Abstract: This introduction from Pathways RTC Director Janet Walker explains how each article in this issue addresses the state of the science in the topic of community integration of transition-age youth and young adults with mental health conditions.
"Introduction: Community Integration: State of the Science" (2018)
By Janet Walker
This issue of Focal Point includes a series of research summaries that reflect the state of the science and project descriptions focused on the theme of community integration for youth and young adults who experience serious mental health conditions. Our work at the Research and Training Center for Pathways to Positive Futures (Pathways RTC) is rooted in a positive developmental approach to building community integration. In contrast to problem- and deficit-focused approaches, positive developmental approaches focus first and foremost on promoting well-being and flourishing. Positive developmental approaches also stress the importance of promoting self-determination, which means ensuring that people have the skills, confidence, and opportunities they need to direct their own lives and move toward the goals that they find most important.
When people exercise their self-determination, they make choices about the ways in which they want to participate in their communities. For older youth and young adults, this means making choices about the community contexts they want to belong to and contribute to. Important community contexts include close relationships, as well as workplace, school, and training environments, and affiliation with cultural, spiritual, recreational, advocacy, social, and political groups and organizations. As young people begin to participate in chosen community contexts, they are motivated to acquire the skills and knowledge they need in order to participate successfully and be respected in those contexts. Thus, through their own initiative, they become more and more capable as the drivers of their own positive development and community integration.
From a positive developmental perspective, promoting well-being and flourishing is particularly important for young people who are struggling or at risk. This means that interventions and programs are most likely to be successful when they support young people to develop self-determination and the skills they need in order to guide their own lives toward outcomes they find personally meaningful. Following this line of reasoning, several of the articles in this issue of Focal Point focus on what is known about training providers to work with youth and young adults in a way that promotes positive development, self-determination, and community integration. Additional articles focus specifically on peer support providers, and the unique roles that they can play in promoting self-determination and community integration among youth and young adults who experience serious mental health conditions.
Several other articles focus on youth- and young adult-serving agencies and how they can promote positive development by providing opportunities for young people to participate in improving services. One pair of articles describes research related to best practices for agencies to use as they seek to involve young people in advising and decision making. Another article focuses specifically on the key role that youth-run organizations play in helping agencies and systems ensure that their work more consistently promotes positive youth development.

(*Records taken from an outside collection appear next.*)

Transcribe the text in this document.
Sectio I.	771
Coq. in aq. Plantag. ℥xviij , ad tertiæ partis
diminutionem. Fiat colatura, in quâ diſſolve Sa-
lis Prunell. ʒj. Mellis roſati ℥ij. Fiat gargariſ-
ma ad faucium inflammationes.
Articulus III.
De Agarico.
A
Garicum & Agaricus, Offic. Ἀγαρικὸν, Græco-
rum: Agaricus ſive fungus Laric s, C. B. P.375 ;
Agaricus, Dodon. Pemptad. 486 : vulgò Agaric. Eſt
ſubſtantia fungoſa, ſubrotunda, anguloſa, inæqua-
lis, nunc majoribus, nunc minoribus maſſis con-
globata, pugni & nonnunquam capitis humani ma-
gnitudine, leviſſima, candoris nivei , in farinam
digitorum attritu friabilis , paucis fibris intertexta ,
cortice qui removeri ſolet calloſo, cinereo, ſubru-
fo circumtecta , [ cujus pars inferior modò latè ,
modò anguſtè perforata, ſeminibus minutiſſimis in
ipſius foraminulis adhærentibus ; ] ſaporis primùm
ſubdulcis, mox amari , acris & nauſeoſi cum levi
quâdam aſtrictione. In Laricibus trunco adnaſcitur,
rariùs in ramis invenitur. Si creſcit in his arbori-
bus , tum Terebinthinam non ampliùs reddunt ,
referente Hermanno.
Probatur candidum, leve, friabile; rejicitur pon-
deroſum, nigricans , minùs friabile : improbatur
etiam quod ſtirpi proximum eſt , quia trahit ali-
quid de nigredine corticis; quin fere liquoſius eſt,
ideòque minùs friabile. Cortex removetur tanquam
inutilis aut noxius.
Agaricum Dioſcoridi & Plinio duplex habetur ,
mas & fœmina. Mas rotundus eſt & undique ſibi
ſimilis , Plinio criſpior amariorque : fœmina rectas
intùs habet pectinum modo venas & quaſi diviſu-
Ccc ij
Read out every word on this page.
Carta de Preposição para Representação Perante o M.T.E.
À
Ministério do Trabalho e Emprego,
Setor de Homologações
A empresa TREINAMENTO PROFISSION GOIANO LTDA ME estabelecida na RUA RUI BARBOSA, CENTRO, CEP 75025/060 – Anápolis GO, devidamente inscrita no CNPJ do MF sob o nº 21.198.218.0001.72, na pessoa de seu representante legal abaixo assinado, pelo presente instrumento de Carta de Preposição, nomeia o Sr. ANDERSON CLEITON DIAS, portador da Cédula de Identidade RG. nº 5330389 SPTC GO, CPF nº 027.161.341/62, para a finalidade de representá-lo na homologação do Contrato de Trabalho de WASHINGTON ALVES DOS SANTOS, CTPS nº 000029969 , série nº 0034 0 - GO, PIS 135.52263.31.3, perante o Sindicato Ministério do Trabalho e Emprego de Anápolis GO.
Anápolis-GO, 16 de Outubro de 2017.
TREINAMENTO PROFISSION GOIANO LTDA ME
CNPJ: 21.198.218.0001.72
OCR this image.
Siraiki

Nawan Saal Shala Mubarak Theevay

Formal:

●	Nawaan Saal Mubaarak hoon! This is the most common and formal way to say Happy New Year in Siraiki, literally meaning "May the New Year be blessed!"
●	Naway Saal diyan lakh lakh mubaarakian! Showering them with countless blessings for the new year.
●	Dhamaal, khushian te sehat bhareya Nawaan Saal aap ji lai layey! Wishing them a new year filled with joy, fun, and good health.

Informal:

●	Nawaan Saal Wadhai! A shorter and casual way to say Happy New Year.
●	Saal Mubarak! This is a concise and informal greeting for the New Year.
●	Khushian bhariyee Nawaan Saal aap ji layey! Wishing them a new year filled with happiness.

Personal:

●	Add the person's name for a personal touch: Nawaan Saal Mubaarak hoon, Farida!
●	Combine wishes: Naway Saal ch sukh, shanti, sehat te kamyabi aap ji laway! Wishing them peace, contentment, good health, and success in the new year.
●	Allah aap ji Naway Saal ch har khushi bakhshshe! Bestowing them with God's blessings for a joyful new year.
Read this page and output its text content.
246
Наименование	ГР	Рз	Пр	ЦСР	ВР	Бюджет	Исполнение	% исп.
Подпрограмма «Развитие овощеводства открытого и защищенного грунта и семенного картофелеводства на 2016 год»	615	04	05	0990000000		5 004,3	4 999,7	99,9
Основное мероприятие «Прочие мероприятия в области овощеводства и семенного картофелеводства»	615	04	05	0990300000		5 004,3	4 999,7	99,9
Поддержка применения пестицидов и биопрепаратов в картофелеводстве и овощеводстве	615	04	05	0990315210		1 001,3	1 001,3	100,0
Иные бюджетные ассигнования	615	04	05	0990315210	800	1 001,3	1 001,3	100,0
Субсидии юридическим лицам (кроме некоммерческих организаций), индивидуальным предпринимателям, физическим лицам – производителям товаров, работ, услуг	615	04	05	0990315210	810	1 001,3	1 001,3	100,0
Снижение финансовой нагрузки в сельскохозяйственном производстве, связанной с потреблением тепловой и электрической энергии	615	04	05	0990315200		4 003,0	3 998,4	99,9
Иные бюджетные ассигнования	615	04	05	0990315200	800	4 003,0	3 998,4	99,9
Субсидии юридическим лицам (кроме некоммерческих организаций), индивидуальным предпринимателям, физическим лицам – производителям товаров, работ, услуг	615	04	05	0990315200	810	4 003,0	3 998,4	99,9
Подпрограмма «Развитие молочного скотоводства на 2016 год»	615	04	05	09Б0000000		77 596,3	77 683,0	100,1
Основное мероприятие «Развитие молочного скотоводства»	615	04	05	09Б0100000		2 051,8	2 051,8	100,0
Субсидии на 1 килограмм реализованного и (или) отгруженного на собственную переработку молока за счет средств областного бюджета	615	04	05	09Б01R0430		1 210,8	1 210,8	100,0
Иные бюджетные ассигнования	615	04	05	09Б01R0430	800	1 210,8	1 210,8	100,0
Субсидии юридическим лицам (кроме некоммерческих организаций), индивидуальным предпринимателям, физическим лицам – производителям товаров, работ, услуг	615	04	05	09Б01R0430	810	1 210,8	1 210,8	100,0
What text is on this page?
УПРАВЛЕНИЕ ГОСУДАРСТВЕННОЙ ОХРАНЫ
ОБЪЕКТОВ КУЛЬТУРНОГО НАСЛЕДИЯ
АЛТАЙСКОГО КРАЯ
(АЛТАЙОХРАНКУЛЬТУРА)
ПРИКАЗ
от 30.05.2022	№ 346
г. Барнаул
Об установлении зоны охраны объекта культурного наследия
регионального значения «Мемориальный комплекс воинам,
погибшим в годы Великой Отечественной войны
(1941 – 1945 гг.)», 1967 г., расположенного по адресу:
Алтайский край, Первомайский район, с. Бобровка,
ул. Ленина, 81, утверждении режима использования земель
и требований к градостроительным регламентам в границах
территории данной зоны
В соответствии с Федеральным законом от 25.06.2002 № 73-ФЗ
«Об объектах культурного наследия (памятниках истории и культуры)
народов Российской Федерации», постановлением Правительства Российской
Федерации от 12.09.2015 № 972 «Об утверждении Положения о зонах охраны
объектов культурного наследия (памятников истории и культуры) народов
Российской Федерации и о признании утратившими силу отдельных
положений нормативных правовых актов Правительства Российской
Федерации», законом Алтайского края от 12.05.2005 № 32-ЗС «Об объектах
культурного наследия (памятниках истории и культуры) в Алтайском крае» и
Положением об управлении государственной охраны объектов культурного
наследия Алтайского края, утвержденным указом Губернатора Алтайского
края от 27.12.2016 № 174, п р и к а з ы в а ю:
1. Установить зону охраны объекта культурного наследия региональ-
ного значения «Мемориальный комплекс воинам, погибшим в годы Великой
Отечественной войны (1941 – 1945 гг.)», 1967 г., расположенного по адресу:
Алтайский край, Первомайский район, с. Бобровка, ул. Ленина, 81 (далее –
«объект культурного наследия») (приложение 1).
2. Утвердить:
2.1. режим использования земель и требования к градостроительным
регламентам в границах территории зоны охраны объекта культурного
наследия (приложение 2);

Finally, several of the articles in this issue focus on important interpersonal relationships through which young people are connected to others. One article summarizes the research on social networks, and a second discusses interventions and programs that are intended to enhance the social networks and community integration of young people affected by early psychosis. Another article focuses specifically on the relationships between young people and their families, and how these relationships can be strengthened so that families can better support their young people to live successfully in the community.
Space in Focal Point is limited, and this has meant that we are only able to include short versions of each of these articles. However, more detailed versions of most of the articles – including extensive reference lists – are available on the Pathways RTC website. We encourage you to take a look at these longer versions for further detail and a more comprehensive treatment of each of these important topics.
Suggested Citation
Walker, J. (2018). Introduction: Community Integration: State of the Science. Focal Point: Youth, Young Adults, and Mental Health, 32, 3-4. Portland, OR: Research and Training Center for Pathways to Positive Futures, Portland State University.